To adjust logging level use sc.setLogLevel(newLevel). For SparkR, use setLogLevel(newLevel).
21/02/03 13:02:06 WARN util.NativeCodeLoader: Unable to load native-hadoop library for your platform... using builtin-java classes where applicable
21/02/03 13:02:18 WARN metastore.ObjectStore: Failed to get database global_temp, returning NoSuchObjectException
我按照网上方法
Spark安装目录下的conf/spark-env.sh引入JAVA_LIBRAY_PATH
export LD_LIBRARY_PATH=$JAVA_LIBRARY_PATH
此处$JAVA_LIBRARY_PATH为hadoop安装目录下的lib/native目录
详情参考:https://blog.csdn.net/someby/article/details/82930140
或者是因为我没有开启hive元数据服务 hive --service metastore
我就进行了这两个操作,不确定是哪个引起的之后执行spark-shell后显示的警告信息就变了,然后连接hive成功
Setting default log level to "WARN".
To adjust logging level use sc.setLogLevel(newLevel). For SparkR, use setLogLevel(newLevel).
21/02/03 13:11:01 WARN metastore.ObjectStore: Version information not found in metastore. hive.metastore.schema.verification is not enabled so recording the schema version 1.2.0
21/02/03 13:11:01 WARN metastore.ObjectStore: Failed to get database default, returning NoSuchObjectException
21/02/03 13:11:02 WARN metastore.ObjectStore: Failed to get database global_temp, returning NoSuchObjectException
Spark context Web UI available at http://192.168.137.128:4040
Spark context available as 'sc' (master = local[*], app id = local-1612329052731).
Spark session available as 'spark'.
Welcome to
____ __
/ __/__ ___ _____/ /__
_\ \/ _ \/ _ `/ __/ '_/
/___/ .__/\_,_/_/ /_/\_\ version 2.1.1
/_/
注意检查是否开启如下:
- 开启hive元数据服务:hive --service metastore
- 开启hadoop服务:sh $HADOOP_HOME/sbin/start-all.sh
- 开启spark服务:sh $SPARK_HOME/sbin/start-all.sh
2.操作hive
scala> spark.sql("show tables").show
+--------+---------+-----------+
|database|tableName|isTemporary|
+--------+---------+-----------+
+--------+---------+-----------+
scala> import org.apache.spark.sql.hive.HiveContext
import org.apache.spark.sql.hive.HiveContext
scala> val hiveContext = new HiveContext(sc)

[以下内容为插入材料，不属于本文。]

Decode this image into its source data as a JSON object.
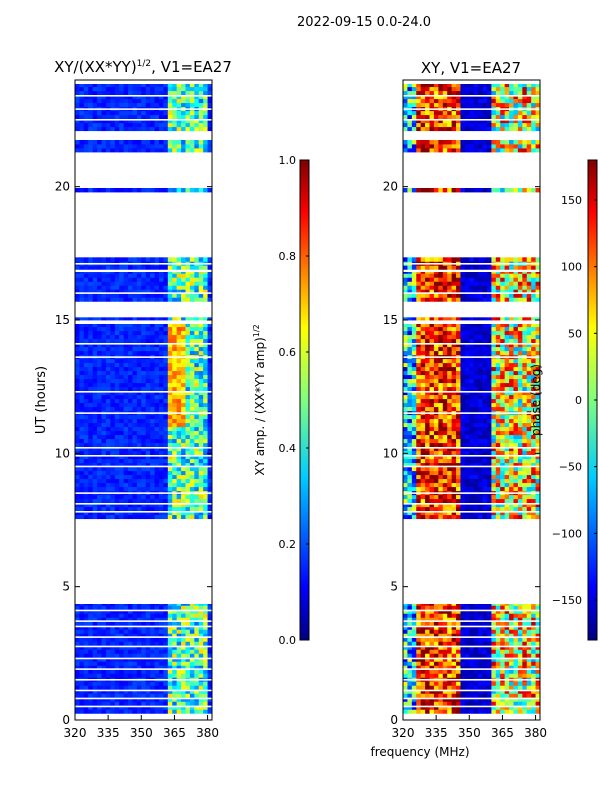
{
  "figure_title": "2022-09-15 0.0-24.0",
  "shared_xlabel": "frequency (MHz)",
  "colors": {
    "background": "#ffffff",
    "frame": "#000000",
    "gap": "#ffffff",
    "colormap": [
      "#00007f",
      "#0000ff",
      "#007fff",
      "#00ffff",
      "#7fff7f",
      "#ffff00",
      "#ff7f00",
      "#ff0000",
      "#7f0000"
    ]
  },
  "chart_data": [
    {
      "type": "heatmap",
      "panel": "left",
      "title_main": "XY/(XX*YY)",
      "title_sup": "1/2",
      "title_rest": ", V1=EA27",
      "xlabel": "",
      "ylabel": "UT (hours)",
      "xlim": [
        320,
        382
      ],
      "ylim": [
        0,
        24
      ],
      "xticks": [
        320,
        335,
        350,
        365,
        380
      ],
      "yticks": [
        0,
        5,
        10,
        15,
        20
      ],
      "colorbar": {
        "label_main": "XY amp. / (XX*YY amp)",
        "label_sup": "1/2",
        "range": [
          0.0,
          1.0
        ],
        "ticks": [
          "0.0",
          "0.2",
          "0.4",
          "0.6",
          "0.8",
          "1.0"
        ],
        "tick_values": [
          0.0,
          0.2,
          0.4,
          0.6,
          0.8,
          1.0
        ]
      },
      "data_blocks_hours": [
        [
          0.25,
          4.35
        ],
        [
          7.55,
          8.75
        ],
        [
          8.75,
          14.85
        ],
        [
          15.0,
          15.1
        ],
        [
          15.7,
          16.8
        ],
        [
          16.9,
          17.35
        ],
        [
          19.8,
          19.95
        ],
        [
          21.3,
          21.75
        ],
        [
          22.1,
          23.85
        ]
      ],
      "gap_rows_hours": [
        0.5,
        0.8,
        1.1,
        1.5,
        1.9,
        2.3,
        2.75,
        3.1,
        3.5,
        3.7,
        4.1,
        7.8,
        8.1,
        8.5,
        9.5,
        9.9,
        10.2,
        11.5,
        12.3,
        13.6,
        14.1,
        16.0,
        17.1,
        22.5,
        22.9,
        23.4
      ],
      "value_profile": {
        "baseline": 0.12,
        "bright_band_mhz": [
          361,
          380
        ],
        "bright_band_value": 0.45,
        "bright_peak_mhz": [
          362,
          370
        ],
        "bright_peak_value": 0.6
      }
    },
    {
      "type": "heatmap",
      "panel": "right",
      "title_main": "XY, V1=EA27",
      "xlabel": "frequency (MHz)",
      "ylabel": "",
      "xlim": [
        320,
        382
      ],
      "ylim": [
        0,
        24
      ],
      "xticks": [
        320,
        335,
        350,
        365,
        380
      ],
      "yticks": [
        0,
        5,
        10,
        15,
        20
      ],
      "colorbar": {
        "label_main": "phase (deg)",
        "range": [
          -180,
          180
        ],
        "ticks": [
          "−150",
          "−100",
          "−50",
          "0",
          "50",
          "100",
          "150"
        ],
        "tick_values": [
          -150,
          -100,
          -50,
          0,
          50,
          100,
          150
        ]
      },
      "data_blocks_hours": [
        [
          0.25,
          4.35
        ],
        [
          7.55,
          8.75
        ],
        [
          8.75,
          14.85
        ],
        [
          15.0,
          15.1
        ],
        [
          15.7,
          16.8
        ],
        [
          16.9,
          17.35
        ],
        [
          19.8,
          19.95
        ],
        [
          21.3,
          21.75
        ],
        [
          22.1,
          23.85
        ]
      ],
      "gap_rows_hours": [
        0.5,
        0.8,
        1.1,
        1.5,
        1.9,
        2.3,
        2.75,
        3.1,
        3.5,
        3.7,
        4.1,
        7.8,
        8.1,
        8.5,
        9.5,
        9.9,
        10.2,
        11.5,
        12.3,
        13.6,
        14.1,
        16.0,
        17.1,
        22.5,
        22.9,
        23.4
      ],
      "value_profile": {
        "hot_band_mhz": [
          325,
          345
        ],
        "hot_band_deg": 120,
        "cold_band_mhz": [
          345,
          360
        ],
        "cold_band_deg": -170,
        "mixed_band_mhz": [
          360,
          380
        ],
        "mixed_band_deg": 40
      }
    }
  ]
}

warning: there was one deprecation warning; re-run with -deprecation for details
hiveContext: org.apache.spark.sql.hive.HiveContext = org.apache.spark.sql.hive.HiveContext@ac6da02
scala> sqlContext.sql("create table user(id int)")

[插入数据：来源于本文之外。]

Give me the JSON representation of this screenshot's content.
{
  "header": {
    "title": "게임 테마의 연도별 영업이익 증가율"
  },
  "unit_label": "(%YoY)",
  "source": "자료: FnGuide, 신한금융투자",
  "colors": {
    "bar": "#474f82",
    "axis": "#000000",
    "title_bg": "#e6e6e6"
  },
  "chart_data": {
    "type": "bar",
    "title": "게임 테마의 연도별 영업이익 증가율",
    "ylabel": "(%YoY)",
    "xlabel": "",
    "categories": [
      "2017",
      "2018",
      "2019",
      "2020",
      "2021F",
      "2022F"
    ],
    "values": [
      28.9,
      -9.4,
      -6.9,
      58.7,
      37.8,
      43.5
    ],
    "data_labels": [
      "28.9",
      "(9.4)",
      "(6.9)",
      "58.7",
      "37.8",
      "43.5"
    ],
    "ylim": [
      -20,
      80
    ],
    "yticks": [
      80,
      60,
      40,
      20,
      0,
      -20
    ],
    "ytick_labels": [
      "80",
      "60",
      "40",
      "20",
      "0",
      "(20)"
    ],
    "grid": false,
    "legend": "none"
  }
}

21/02/03 13:28:31 WARN metastore.HiveMetaStore: Location: file:/usr/hadoop/spark-2.1.1/spark-warehouse/user specified for non-external table:user
res3: org.apache.spark.sql.DataFrame = []
scala> spark.sql("show tables").show
+--------+---------+-----------+
|database|tableName|isTemporary|
+--------+---------+-----------+
| default| user| false|
+--------+---------+-----------+
scala> spark.sql("show databases").show
+------------+
|databaseName|
+------------+
| default|
+------------+
三.IDEA操作HIVE
1.导入依赖
我的版本是hive 2.3.5 spark2.1.1
<dependency>
<groupId>org.apache.spark</groupId>
<artifactId>spark-hive_2.11</artifactId>
<version>2.1.1</version>
</dependency>
<dependency>
<groupId>org.apache.hive</groupId>
<artifactId>hive-exec</artifactId>
<version>1.2.1</version>
</dependency>
<dependency>
<groupId>mysql</groupId>
<artifactId>mysql-connector-java</artifactId>
<version>5.1.32</version>
</dependency>
2.文件拷贝
最好将这三个文件分别都拷入resources和classes下
3. 代码编写
注意:在开发工具中创建数据库默认是在本地仓库,通过参数修改数据库仓库的地址:
config(“spark.sql.warehouse.dir”, “hdfs://linux1:8020/user/hive/warehouse”)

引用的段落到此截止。